An enormous 19th-century music box
The plaque says this is some Grand Duke or other but this is clearly Prince Albert from _Victoria_ and I will not be told otherwise.
Not physically like our dog Zouki at all, but definitely a similar attitude!
Looking up the “Monumental Staircase” in the Pitti.
Looking up from the Pitti courtyard toward the Giardino Boboli, which I missed visiting because of the intermittent rain.
This painting is a Botticelli and therefore Important, but I want to shout back through time at the model, “STAND UP STRAIGHT!”
This is about the time when I started to think wistfully of midcentury modernism.
I always meet friends at these museums.
“What?
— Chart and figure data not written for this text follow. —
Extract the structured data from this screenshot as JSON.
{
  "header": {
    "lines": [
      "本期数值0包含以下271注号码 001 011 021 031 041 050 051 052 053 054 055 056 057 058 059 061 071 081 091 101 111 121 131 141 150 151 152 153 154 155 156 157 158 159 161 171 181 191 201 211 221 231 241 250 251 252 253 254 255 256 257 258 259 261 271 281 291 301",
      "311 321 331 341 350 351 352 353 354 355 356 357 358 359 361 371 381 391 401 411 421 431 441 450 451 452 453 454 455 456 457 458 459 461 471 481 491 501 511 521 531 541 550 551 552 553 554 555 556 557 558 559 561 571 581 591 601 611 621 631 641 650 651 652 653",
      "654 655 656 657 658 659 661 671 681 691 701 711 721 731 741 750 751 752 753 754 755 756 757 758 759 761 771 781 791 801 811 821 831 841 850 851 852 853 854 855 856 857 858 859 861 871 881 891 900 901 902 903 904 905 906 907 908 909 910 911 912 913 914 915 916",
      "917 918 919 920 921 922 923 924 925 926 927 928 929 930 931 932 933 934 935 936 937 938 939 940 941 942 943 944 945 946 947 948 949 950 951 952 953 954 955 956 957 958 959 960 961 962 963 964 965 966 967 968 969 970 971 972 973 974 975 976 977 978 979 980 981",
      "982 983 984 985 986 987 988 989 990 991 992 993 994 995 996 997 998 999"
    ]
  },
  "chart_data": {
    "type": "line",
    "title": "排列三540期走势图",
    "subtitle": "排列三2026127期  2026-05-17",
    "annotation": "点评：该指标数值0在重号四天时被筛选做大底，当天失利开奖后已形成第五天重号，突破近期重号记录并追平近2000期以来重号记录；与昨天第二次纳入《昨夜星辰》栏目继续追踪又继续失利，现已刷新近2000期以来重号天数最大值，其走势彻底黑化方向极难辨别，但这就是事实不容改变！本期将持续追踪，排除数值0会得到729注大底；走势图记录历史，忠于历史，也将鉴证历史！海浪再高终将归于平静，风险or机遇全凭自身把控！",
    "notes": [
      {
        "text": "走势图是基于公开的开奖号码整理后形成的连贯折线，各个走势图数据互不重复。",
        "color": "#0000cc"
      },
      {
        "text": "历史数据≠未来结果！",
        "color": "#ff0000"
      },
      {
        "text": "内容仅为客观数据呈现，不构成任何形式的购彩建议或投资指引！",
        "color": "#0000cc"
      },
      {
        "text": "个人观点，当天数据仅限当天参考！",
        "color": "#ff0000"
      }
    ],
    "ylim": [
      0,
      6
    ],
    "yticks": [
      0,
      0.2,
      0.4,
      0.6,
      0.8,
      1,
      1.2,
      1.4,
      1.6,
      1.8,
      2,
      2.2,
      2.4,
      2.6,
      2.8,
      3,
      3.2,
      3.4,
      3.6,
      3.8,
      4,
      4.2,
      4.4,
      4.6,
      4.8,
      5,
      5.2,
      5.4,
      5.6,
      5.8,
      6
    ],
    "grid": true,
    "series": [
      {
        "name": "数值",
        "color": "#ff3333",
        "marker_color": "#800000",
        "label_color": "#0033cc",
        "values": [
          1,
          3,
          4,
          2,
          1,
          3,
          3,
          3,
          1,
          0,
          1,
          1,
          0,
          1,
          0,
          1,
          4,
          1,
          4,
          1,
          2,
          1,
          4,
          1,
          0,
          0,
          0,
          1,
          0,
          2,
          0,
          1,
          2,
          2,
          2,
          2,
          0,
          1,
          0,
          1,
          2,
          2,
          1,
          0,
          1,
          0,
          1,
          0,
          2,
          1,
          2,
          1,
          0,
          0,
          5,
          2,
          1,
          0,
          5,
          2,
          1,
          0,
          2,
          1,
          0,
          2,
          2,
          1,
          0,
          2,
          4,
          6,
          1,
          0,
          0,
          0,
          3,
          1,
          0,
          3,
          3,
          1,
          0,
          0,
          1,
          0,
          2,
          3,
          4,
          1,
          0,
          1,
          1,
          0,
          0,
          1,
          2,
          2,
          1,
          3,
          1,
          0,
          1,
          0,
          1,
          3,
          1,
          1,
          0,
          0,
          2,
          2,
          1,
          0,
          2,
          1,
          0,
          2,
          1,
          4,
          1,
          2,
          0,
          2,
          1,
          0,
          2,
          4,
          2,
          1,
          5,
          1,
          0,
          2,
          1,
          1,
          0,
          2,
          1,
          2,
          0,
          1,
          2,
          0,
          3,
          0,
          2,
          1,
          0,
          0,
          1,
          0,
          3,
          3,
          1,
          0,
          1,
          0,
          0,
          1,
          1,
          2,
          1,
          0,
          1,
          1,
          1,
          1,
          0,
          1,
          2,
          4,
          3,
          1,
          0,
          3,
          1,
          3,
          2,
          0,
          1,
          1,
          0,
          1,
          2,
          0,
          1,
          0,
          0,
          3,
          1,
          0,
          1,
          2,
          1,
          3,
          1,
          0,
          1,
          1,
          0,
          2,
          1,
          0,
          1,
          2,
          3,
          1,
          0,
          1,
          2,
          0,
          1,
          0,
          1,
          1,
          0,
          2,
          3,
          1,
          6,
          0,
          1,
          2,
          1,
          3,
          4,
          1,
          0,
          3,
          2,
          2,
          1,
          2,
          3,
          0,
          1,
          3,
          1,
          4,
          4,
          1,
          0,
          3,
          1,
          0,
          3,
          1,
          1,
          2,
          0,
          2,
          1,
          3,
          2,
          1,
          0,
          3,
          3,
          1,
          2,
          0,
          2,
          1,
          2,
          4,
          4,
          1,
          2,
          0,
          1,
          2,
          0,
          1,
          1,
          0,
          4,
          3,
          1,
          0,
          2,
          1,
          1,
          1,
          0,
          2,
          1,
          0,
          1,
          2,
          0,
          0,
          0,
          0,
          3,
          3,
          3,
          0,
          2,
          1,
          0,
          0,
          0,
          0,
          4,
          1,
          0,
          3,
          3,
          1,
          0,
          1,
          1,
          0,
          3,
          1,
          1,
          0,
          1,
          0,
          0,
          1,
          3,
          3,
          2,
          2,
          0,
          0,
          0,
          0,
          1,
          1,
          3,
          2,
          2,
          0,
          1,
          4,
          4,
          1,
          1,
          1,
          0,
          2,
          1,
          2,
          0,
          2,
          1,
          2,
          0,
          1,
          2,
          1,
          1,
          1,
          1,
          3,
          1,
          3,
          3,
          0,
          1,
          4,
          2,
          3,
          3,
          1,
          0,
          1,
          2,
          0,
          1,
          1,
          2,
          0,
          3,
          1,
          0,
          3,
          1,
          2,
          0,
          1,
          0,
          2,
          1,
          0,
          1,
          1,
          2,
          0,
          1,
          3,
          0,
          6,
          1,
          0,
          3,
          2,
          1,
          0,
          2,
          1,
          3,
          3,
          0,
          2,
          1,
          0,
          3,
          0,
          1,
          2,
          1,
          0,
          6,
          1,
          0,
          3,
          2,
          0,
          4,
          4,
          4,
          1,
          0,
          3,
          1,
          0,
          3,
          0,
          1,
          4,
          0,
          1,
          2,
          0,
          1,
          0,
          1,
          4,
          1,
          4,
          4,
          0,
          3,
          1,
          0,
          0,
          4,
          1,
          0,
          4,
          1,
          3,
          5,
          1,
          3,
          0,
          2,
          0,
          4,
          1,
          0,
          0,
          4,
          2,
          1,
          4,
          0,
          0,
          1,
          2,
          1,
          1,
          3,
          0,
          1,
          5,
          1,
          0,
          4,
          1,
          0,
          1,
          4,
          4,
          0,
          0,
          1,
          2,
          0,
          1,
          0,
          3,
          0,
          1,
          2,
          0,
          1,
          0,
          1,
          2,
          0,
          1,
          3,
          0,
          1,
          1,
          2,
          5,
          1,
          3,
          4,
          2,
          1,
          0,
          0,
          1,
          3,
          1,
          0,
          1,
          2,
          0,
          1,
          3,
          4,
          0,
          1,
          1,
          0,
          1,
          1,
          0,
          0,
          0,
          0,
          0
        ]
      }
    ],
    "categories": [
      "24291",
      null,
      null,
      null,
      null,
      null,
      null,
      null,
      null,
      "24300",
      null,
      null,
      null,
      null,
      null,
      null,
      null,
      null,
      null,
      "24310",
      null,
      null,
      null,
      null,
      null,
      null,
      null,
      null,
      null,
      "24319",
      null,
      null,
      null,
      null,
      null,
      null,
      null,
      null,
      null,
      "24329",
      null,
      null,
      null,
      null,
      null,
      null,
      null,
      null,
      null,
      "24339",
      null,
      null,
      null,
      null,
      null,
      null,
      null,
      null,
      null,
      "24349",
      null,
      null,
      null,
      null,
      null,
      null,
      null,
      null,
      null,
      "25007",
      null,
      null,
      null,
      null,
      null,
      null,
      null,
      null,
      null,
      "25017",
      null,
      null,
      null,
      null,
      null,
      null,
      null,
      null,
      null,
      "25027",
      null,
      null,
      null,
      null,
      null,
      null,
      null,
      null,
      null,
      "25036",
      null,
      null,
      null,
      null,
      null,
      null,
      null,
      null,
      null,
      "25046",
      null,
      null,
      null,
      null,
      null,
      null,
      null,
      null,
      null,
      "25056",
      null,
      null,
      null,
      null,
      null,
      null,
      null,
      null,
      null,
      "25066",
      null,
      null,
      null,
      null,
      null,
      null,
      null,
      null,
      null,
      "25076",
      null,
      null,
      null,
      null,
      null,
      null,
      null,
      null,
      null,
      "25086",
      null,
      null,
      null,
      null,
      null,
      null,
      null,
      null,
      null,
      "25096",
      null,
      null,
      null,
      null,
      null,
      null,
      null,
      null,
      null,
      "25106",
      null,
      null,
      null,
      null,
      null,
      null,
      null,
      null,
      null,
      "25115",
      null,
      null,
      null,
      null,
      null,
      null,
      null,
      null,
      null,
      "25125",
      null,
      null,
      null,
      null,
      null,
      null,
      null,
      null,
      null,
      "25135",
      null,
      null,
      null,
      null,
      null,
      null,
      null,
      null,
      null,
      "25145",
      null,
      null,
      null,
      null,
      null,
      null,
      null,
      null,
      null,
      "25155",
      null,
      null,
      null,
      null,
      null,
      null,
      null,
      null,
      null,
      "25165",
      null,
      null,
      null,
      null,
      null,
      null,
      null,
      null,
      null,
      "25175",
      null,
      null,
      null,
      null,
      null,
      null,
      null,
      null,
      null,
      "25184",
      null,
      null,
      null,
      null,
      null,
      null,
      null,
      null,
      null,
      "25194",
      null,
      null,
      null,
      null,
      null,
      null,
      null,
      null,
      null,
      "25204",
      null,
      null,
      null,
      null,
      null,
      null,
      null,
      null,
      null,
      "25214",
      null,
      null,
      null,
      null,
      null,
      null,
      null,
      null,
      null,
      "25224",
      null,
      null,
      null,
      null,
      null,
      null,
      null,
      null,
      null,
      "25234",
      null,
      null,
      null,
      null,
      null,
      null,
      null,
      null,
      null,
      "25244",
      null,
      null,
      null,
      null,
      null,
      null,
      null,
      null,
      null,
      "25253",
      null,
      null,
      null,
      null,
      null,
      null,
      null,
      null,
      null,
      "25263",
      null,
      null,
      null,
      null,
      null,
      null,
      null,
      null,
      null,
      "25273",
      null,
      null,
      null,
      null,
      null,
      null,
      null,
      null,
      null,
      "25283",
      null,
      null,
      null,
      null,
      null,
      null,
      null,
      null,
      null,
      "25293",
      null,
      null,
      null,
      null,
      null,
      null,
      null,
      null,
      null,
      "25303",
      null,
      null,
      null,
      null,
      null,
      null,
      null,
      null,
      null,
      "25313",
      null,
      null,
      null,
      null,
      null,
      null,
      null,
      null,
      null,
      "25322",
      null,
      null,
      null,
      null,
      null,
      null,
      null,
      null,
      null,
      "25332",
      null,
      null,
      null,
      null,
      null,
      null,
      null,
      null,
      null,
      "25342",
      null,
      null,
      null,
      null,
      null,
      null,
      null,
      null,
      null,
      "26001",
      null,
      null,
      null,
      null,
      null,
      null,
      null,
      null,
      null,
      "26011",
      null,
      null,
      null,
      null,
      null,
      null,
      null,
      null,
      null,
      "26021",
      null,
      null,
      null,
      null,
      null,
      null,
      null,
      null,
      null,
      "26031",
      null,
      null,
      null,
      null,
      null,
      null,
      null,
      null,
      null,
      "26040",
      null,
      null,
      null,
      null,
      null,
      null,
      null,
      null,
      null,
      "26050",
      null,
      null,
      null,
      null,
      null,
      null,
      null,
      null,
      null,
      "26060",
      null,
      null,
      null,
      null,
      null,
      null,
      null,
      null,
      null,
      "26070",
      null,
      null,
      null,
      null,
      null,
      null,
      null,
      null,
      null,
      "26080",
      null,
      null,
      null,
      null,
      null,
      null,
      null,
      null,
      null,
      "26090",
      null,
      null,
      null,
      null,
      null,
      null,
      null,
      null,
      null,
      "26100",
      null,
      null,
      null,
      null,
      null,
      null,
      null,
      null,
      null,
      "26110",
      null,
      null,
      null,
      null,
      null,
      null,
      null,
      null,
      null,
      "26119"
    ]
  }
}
These are my casual reading clothes.”
Curtained beds give me the yips.
Ferdinando III, whose “traveling nécessaire” this was, did not subscribe to the elitist culture of packing light.
This is a salt cellar. When my grandmother collected salt cellars they did not look like this!
Finally found a Medici family tree (hand-drawn in 1699) on display around 3 p.m. after needing one all day. They should hand out copies at the entrance.
Outside the Pitti. It’s pretty forbidding-looking.
And back to my hotel via some window shopping and at least one cappuccino (not pictured):
Dostoevsky wrote _The Idiot_ in this house.
Looking down the Arno from the Ponte Vecchio.
One last attempt to get the whole Duomo complex in one picture. I’m pretty proud of this shot.
Now back from my last dinner in Florence (*snif*) and I must recommend my new favorite antipasto:
Pecorino Romano with honey and thyme. Eat this immediately!
And so to bed. Thanks for coming along on my all-Medici day! Tomorrow I leave Florence at a time so early that I refuse to think about it right now. I’d rather go to bed tonight with visions of great artworks dancing in my head.